NASSER BOURITA, Minister for Foreign Affairs and Cooperation of Morocco, said the world was at a crossroads, with security under threat from terrorism, extremism, separatist movements and climate change. Globalization and information technology had also had a profound impact, but effective global multilateral organizations could help to solve the challenges confronting the world.
Africa could no longer be regarded as a burden, he said, adding that the continent had not gained its rightful place in collective action to date. Africa should not be dealt with exclusively in terms of assistance, given its human resources, including 1 billion young people, its natural resources and its fertile lands and water. In the view of the King of Morocco, South-South cooperation held promise, he said.
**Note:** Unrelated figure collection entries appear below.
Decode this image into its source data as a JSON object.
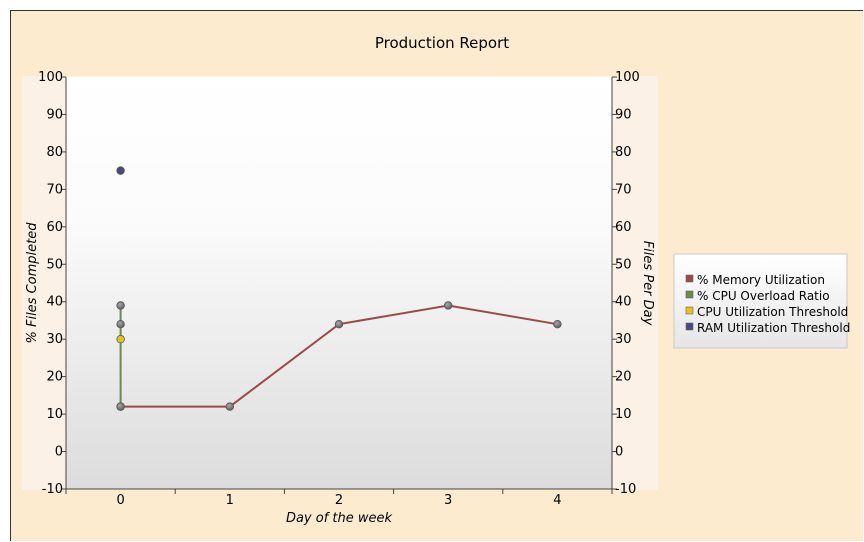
{
  "chart_data": {
    "type": "line",
    "title": "Production Report",
    "xlabel": "Day of the week",
    "ylabel": "% Files Completed",
    "y2label": "Files Per Day",
    "xlim": [
      -0.5,
      4.5
    ],
    "ylim": [
      -10,
      100
    ],
    "y2lim": [
      -10,
      100
    ],
    "x_ticks": [
      "0",
      "1",
      "2",
      "3",
      "4"
    ],
    "y_ticks": [
      "-10",
      "0",
      "10",
      "20",
      "30",
      "40",
      "50",
      "60",
      "70",
      "80",
      "90",
      "100"
    ],
    "y2_ticks": [
      "-10",
      "0",
      "10",
      "20",
      "30",
      "40",
      "50",
      "60",
      "70",
      "80",
      "90",
      "100"
    ],
    "grid": false,
    "legend_position": "right",
    "series": [
      {
        "name": "% Memory Utilization",
        "color": "#9b4a4a",
        "x": [
          0,
          1,
          2,
          3,
          4
        ],
        "values": [
          12,
          12,
          34,
          39,
          34
        ],
        "line": true
      },
      {
        "name": "% CPU Overload Ratio",
        "color": "#6b8a4e",
        "x": [
          0,
          0,
          0
        ],
        "values": [
          12,
          34,
          39
        ],
        "line": true
      },
      {
        "name": "CPU Utilization Threshold",
        "color": "#e8c020",
        "x": [
          0
        ],
        "values": [
          30
        ],
        "line": false
      },
      {
        "name": "RAM Utilization Threshold",
        "color": "#4a4a78",
        "x": [
          0
        ],
        "values": [
          75
        ],
        "line": false
      }
    ]
  }
}
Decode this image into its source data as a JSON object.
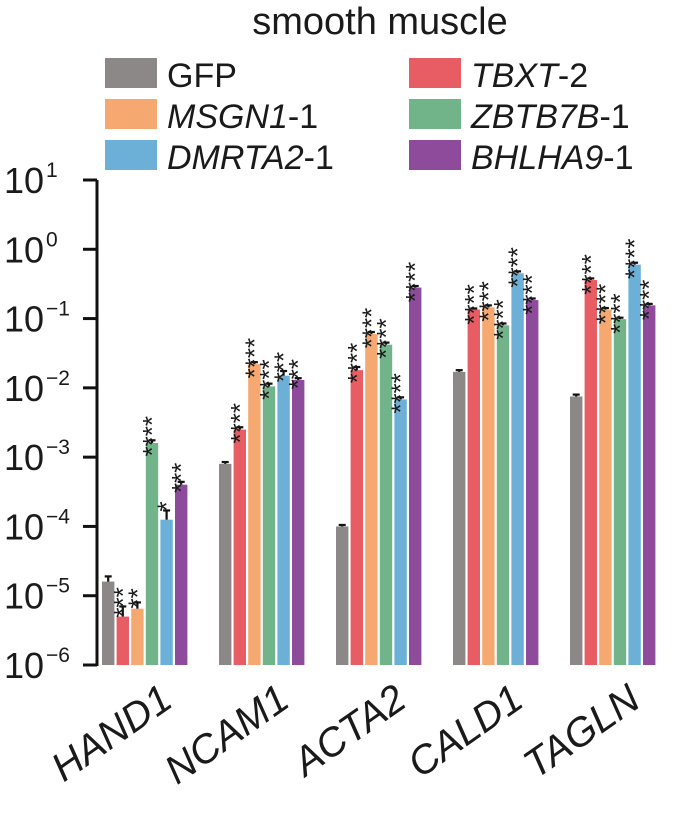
{
  "chart_data": {
    "type": "bar",
    "title": "smooth muscle",
    "y_scale": "log",
    "ylim": [
      1e-06,
      10
    ],
    "y_ticks": [
      {
        "base": "10",
        "exp": "1"
      },
      {
        "base": "10",
        "exp": "0"
      },
      {
        "base": "10",
        "exp": "−1"
      },
      {
        "base": "10",
        "exp": "−2"
      },
      {
        "base": "10",
        "exp": "−3"
      },
      {
        "base": "10",
        "exp": "−4"
      },
      {
        "base": "10",
        "exp": "−5"
      },
      {
        "base": "10",
        "exp": "−6"
      }
    ],
    "categories": [
      "HAND1",
      "NCAM1",
      "ACTA2",
      "CALD1",
      "TAGLN"
    ],
    "legend_position": "top",
    "series": [
      {
        "name": "GFP",
        "italic": "",
        "suffix": "",
        "color": "#8c8888",
        "values": [
          1.6e-05,
          0.0008,
          0.0001,
          0.017,
          0.0075
        ],
        "errors": [
          1.9e-05,
          0.00085,
          0.000105,
          0.018,
          0.008
        ],
        "sig": [
          "",
          "",
          "",
          "",
          ""
        ]
      },
      {
        "name": "TBXT-2",
        "italic": "TBXT",
        "suffix": "-2",
        "color": "#e85c64",
        "values": [
          5e-06,
          0.0025,
          0.018,
          0.135,
          0.36
        ],
        "errors": [
          7e-06,
          0.0027,
          0.02,
          0.14,
          0.38
        ],
        "sig": [
          "***",
          "****",
          "****",
          "****",
          "****"
        ]
      },
      {
        "name": "MSGN1-1",
        "italic": "MSGN1",
        "suffix": "-1",
        "color": "#f5a870",
        "values": [
          6.5e-06,
          0.022,
          0.06,
          0.145,
          0.135
        ],
        "errors": [
          8e-06,
          0.0235,
          0.064,
          0.155,
          0.142
        ],
        "sig": [
          "**",
          "****",
          "****",
          "****",
          "****"
        ]
      },
      {
        "name": "ZBTB7B-1",
        "italic": "ZBTB7B",
        "suffix": "-1",
        "color": "#72b489",
        "values": [
          0.0016,
          0.0105,
          0.042,
          0.08,
          0.098
        ],
        "errors": [
          0.00175,
          0.0115,
          0.045,
          0.085,
          0.103
        ],
        "sig": [
          "****",
          "****",
          "****",
          "****",
          "****"
        ]
      },
      {
        "name": "DMRTA2-1",
        "italic": "DMRTA2",
        "suffix": "-1",
        "color": "#6cb0d8",
        "values": [
          0.000125,
          0.015,
          0.0068,
          0.45,
          0.6
        ],
        "errors": [
          0.00017,
          0.0175,
          0.0073,
          0.48,
          0.64
        ],
        "sig": [
          "*",
          "***",
          "****",
          "****",
          "****"
        ]
      },
      {
        "name": "BHLHA9-1",
        "italic": "BHLHA9",
        "suffix": "-1",
        "color": "#8e4b9b",
        "values": [
          0.0004,
          0.013,
          0.28,
          0.185,
          0.155
        ],
        "errors": [
          0.00044,
          0.0138,
          0.295,
          0.195,
          0.163
        ],
        "sig": [
          "***",
          "***",
          "****",
          "****",
          "****"
        ]
      }
    ]
  }
}
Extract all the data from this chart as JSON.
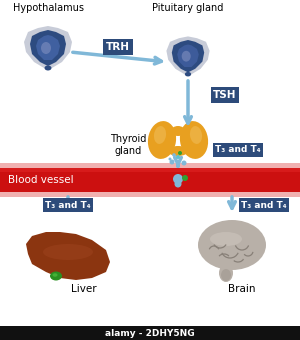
{
  "bg_color": "#ffffff",
  "labels": {
    "hypothalamus": "Hypothalamus",
    "pituitary": "Pituitary gland",
    "thyroid": "Thyroid\ngland",
    "blood_vessel": "Blood vessel",
    "liver": "Liver",
    "brain": "Brain",
    "trh": "TRH",
    "tsh": "TSH",
    "t3t4_thyroid": "T₃ and T₄",
    "t3t4_left": "T₃ and T₄",
    "t3t4_right": "T₃ and T₄"
  },
  "colors": {
    "dark_blue": "#2d4b7a",
    "medium_blue": "#3d5b9a",
    "light_blue": "#a0c8e0",
    "arrow_blue": "#80b8d8",
    "blood_red": "#cc1010",
    "blood_light": "#f0b0b0",
    "thyroid_orange": "#e8a020",
    "thyroid_light": "#f0c060",
    "liver_brown": "#8b3510",
    "brain_gray": "#b8b0a8",
    "brain_dark": "#888078",
    "brain_light": "#d0c8c0",
    "label_box": "#2d4b7a",
    "label_text": "#ffffff",
    "hypo_blue_dark": "#2d4b80",
    "hypo_blue_med": "#4060a0",
    "hypo_blue_light": "#8090c0",
    "hypo_gray": "#c8ccd8",
    "dot_blue": "#80b8d8",
    "dot_green": "#30a030",
    "dot_cyan": "#60c0d0"
  },
  "watermark": "alamy - 2DHY5NG",
  "watermark_bg": "#111111",
  "watermark_text": "#ffffff"
}
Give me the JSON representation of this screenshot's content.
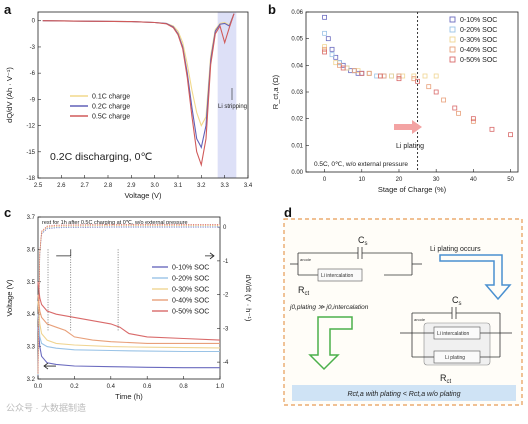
{
  "figure": {
    "panel_a": {
      "label": "a",
      "chart_data": {
        "type": "line",
        "xlabel": "Voltage (V)",
        "ylabel": "dQ/dV (Ah · V⁻¹)",
        "xlim": [
          2.5,
          3.4
        ],
        "ylim": [
          -18,
          1
        ],
        "xticks": [
          "2.5",
          "2.6",
          "2.7",
          "2.8",
          "2.9",
          "3.0",
          "3.1",
          "3.2",
          "3.3",
          "3.4"
        ],
        "yticks": [
          "0",
          "-3",
          "-6",
          "-9",
          "-12",
          "-15",
          "-18"
        ],
        "series": [
          {
            "name": "0.1C charge",
            "color": "#f2d98c",
            "x": [
              2.52,
              2.7,
              2.9,
              3.0,
              3.05,
              3.08,
              3.1,
              3.12,
              3.14,
              3.16,
              3.18,
              3.2,
              3.22,
              3.24,
              3.26,
              3.28,
              3.3,
              3.32,
              3.34
            ],
            "y": [
              0.0,
              -0.05,
              -0.1,
              -0.2,
              -0.3,
              -0.6,
              -1.2,
              -2.5,
              -5.0,
              -8.0,
              -10.5,
              -12.0,
              -11.0,
              -4.0,
              -1.0,
              -0.3,
              -0.2,
              -0.5,
              0.8
            ]
          },
          {
            "name": "0.2C charge",
            "color": "#6060b8",
            "x": [
              2.52,
              2.7,
              2.9,
              3.0,
              3.05,
              3.08,
              3.1,
              3.12,
              3.14,
              3.16,
              3.18,
              3.2,
              3.22,
              3.24,
              3.26,
              3.28,
              3.3,
              3.32,
              3.34
            ],
            "y": [
              0.0,
              -0.05,
              -0.1,
              -0.2,
              -0.3,
              -0.7,
              -1.5,
              -3.0,
              -6.0,
              -10.0,
              -13.5,
              -14.5,
              -12.0,
              -4.5,
              -1.2,
              -0.4,
              -0.3,
              -0.6,
              0.8
            ]
          },
          {
            "name": "0.5C charge",
            "color": "#d05a5a",
            "x": [
              2.52,
              2.7,
              2.9,
              3.0,
              3.05,
              3.08,
              3.1,
              3.12,
              3.14,
              3.16,
              3.18,
              3.2,
              3.22,
              3.24,
              3.26,
              3.28,
              3.3,
              3.32,
              3.34
            ],
            "y": [
              0.0,
              -0.05,
              -0.1,
              -0.2,
              -0.35,
              -0.8,
              -1.6,
              -3.2,
              -6.5,
              -11.0,
              -15.0,
              -16.5,
              -13.5,
              -5.0,
              -1.5,
              -0.6,
              -2.5,
              -0.8,
              0.8
            ]
          }
        ],
        "annotations": [
          "Li stripping",
          "0.2C discharging, 0℃"
        ],
        "legend": "center-left"
      }
    },
    "panel_b": {
      "label": "b",
      "chart_data": {
        "type": "scatter",
        "xlabel": "Stage of Charge (%)",
        "ylabel": "R_ct,a (Ω)",
        "xlim": [
          -5,
          52
        ],
        "ylim": [
          0.0,
          0.06
        ],
        "xticks": [
          "0",
          "10",
          "20",
          "30",
          "40",
          "50"
        ],
        "yticks": [
          "0.00",
          "0.01",
          "0.02",
          "0.03",
          "0.04",
          "0.05",
          "0.06"
        ],
        "series": [
          {
            "name": "0-10% SOC",
            "color": "#6b6bbf",
            "x": [
              0,
              1,
              2,
              3,
              4,
              5,
              6,
              7,
              8,
              9,
              10
            ],
            "y": [
              0.058,
              0.05,
              0.046,
              0.043,
              0.041,
              0.04,
              0.039,
              0.038,
              0.038,
              0.037,
              0.037
            ]
          },
          {
            "name": "0-20% SOC",
            "color": "#9ac3e6",
            "x": [
              0,
              2,
              4,
              6,
              8,
              10,
              12,
              14,
              16,
              18,
              20
            ],
            "y": [
              0.052,
              0.044,
              0.041,
              0.039,
              0.038,
              0.037,
              0.037,
              0.036,
              0.036,
              0.036,
              0.036
            ]
          },
          {
            "name": "0-30% SOC",
            "color": "#f0d592",
            "x": [
              0,
              3,
              6,
              9,
              12,
              15,
              18,
              21,
              24,
              27,
              30
            ],
            "y": [
              0.047,
              0.041,
              0.039,
              0.038,
              0.037,
              0.036,
              0.036,
              0.036,
              0.036,
              0.036,
              0.036
            ]
          },
          {
            "name": "0-40% SOC",
            "color": "#e8a07a",
            "x": [
              0,
              4,
              8,
              12,
              16,
              20,
              24,
              28,
              32,
              36,
              40
            ],
            "y": [
              0.046,
              0.04,
              0.038,
              0.037,
              0.036,
              0.036,
              0.035,
              0.032,
              0.027,
              0.022,
              0.019
            ]
          },
          {
            "name": "0-50% SOC",
            "color": "#d96a6a",
            "x": [
              0,
              5,
              10,
              15,
              20,
              25,
              30,
              35,
              40,
              45,
              50
            ],
            "y": [
              0.045,
              0.039,
              0.037,
              0.036,
              0.035,
              0.034,
              0.03,
              0.024,
              0.02,
              0.016,
              0.014
            ]
          }
        ],
        "annotations": [
          "Li plating",
          "0.5C, 0℃, w/o external pressure"
        ],
        "vline_x": 25,
        "legend": "top-right"
      }
    },
    "panel_c": {
      "label": "c",
      "chart_data": {
        "type": "line",
        "xlabel": "Time (h)",
        "ylabel": "Voltage (V)",
        "ylabel_right": "dV/dt (V · h⁻¹)",
        "xlim": [
          0,
          1.0
        ],
        "ylim": [
          3.2,
          3.7
        ],
        "ylim_right": [
          -4.5,
          0.3
        ],
        "xticks": [
          "0.0",
          "0.2",
          "0.4",
          "0.6",
          "0.8",
          "1.0"
        ],
        "yticks": [
          "3.2",
          "3.3",
          "3.4",
          "3.5",
          "3.6",
          "3.7"
        ],
        "yticks_right": [
          "0",
          "-1",
          "-2",
          "-3",
          "-4"
        ],
        "title": "rest for 1h after 0.5C charging at 0℃, w/o external pressure",
        "series": [
          {
            "name": "0-10% SOC",
            "color": "#6b6bbf",
            "x": [
              0,
              0.01,
              0.02,
              0.05,
              0.1,
              0.2,
              0.4,
              0.6,
              0.8,
              1.0
            ],
            "y": [
              3.36,
              3.3,
              3.27,
              3.25,
              3.245,
              3.24,
              3.238,
              3.236,
              3.235,
              3.235
            ]
          },
          {
            "name": "0-20% SOC",
            "color": "#9ac3e6",
            "x": [
              0,
              0.01,
              0.02,
              0.05,
              0.1,
              0.2,
              0.4,
              0.6,
              0.8,
              1.0
            ],
            "y": [
              3.4,
              3.33,
              3.31,
              3.3,
              3.295,
              3.29,
              3.288,
              3.286,
              3.285,
              3.285
            ]
          },
          {
            "name": "0-30% SOC",
            "color": "#f0d592",
            "x": [
              0,
              0.01,
              0.02,
              0.05,
              0.1,
              0.2,
              0.4,
              0.6,
              0.8,
              1.0
            ],
            "y": [
              3.44,
              3.37,
              3.34,
              3.32,
              3.31,
              3.305,
              3.3,
              3.298,
              3.297,
              3.296
            ]
          },
          {
            "name": "0-40% SOC",
            "color": "#e8a07a",
            "x": [
              0,
              0.01,
              0.02,
              0.05,
              0.1,
              0.15,
              0.2,
              0.3,
              0.4,
              0.6,
              0.8,
              1.0
            ],
            "y": [
              3.46,
              3.41,
              3.39,
              3.37,
              3.36,
              3.35,
              3.33,
              3.32,
              3.315,
              3.31,
              3.31,
              3.31
            ]
          },
          {
            "name": "0-50% SOC",
            "color": "#d96a6a",
            "x": [
              0,
              0.01,
              0.02,
              0.05,
              0.1,
              0.2,
              0.3,
              0.4,
              0.45,
              0.5,
              0.6,
              0.8,
              1.0
            ],
            "y": [
              3.5,
              3.45,
              3.43,
              3.41,
              3.4,
              3.39,
              3.38,
              3.37,
              3.36,
              3.34,
              3.33,
              3.325,
              3.32
            ]
          }
        ],
        "legend": "center-right"
      }
    },
    "panel_d": {
      "label": "d",
      "cs": "C",
      "cs_sub": "s",
      "rct": "R",
      "rct_sub": "ct",
      "anode": "anode",
      "li_intercalation": "Li intercalation",
      "li_plating_box": "Li plating",
      "li_plating_occurs": "Li plating occurs",
      "j_relation": "j0,plating ≫ j0,intercalation",
      "bottom_relation": "Rct,a with plating < Rct,a w/o plating"
    },
    "watermark": "公众号 · 大数据制造"
  }
}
Emphasizing that Morocco had aligned its national priorities with the United Nations agenda, he said the country was contributing to strong regional cooperation, including by chairing an international forum on migration that sought to draw up proposals looking beyond security concerns to consider the human aspects of that phenomenon He pointed out Morocco’s contribution to six peacekeeping operations and voiced deep concern over irresponsible attacks on peacekeepers, stressing that the perpetrators must be brought to justice. There was need for a new concept of peacekeeping that would put troop-contributing countries at the heart of decision-making, he said.
Concerning the Palestinian question, he noted the efforts of the United States, while emphasizing that Morocco opposed any change to the status of Jerusalem and the Al Aqsa mosque. As for Western Sahara, he reaffirmed his country’s readiness to work with the Secretary-General and his Special Envoy towards a peaceful settlement on that territory, which would maintain Moroccan sovereignty and territorial integrity. He also drew attention to the tragedy of the Tindouf camps and called upon the international community to pressure the relevant host country to allow UNHCR to register everyone all their inhabitants.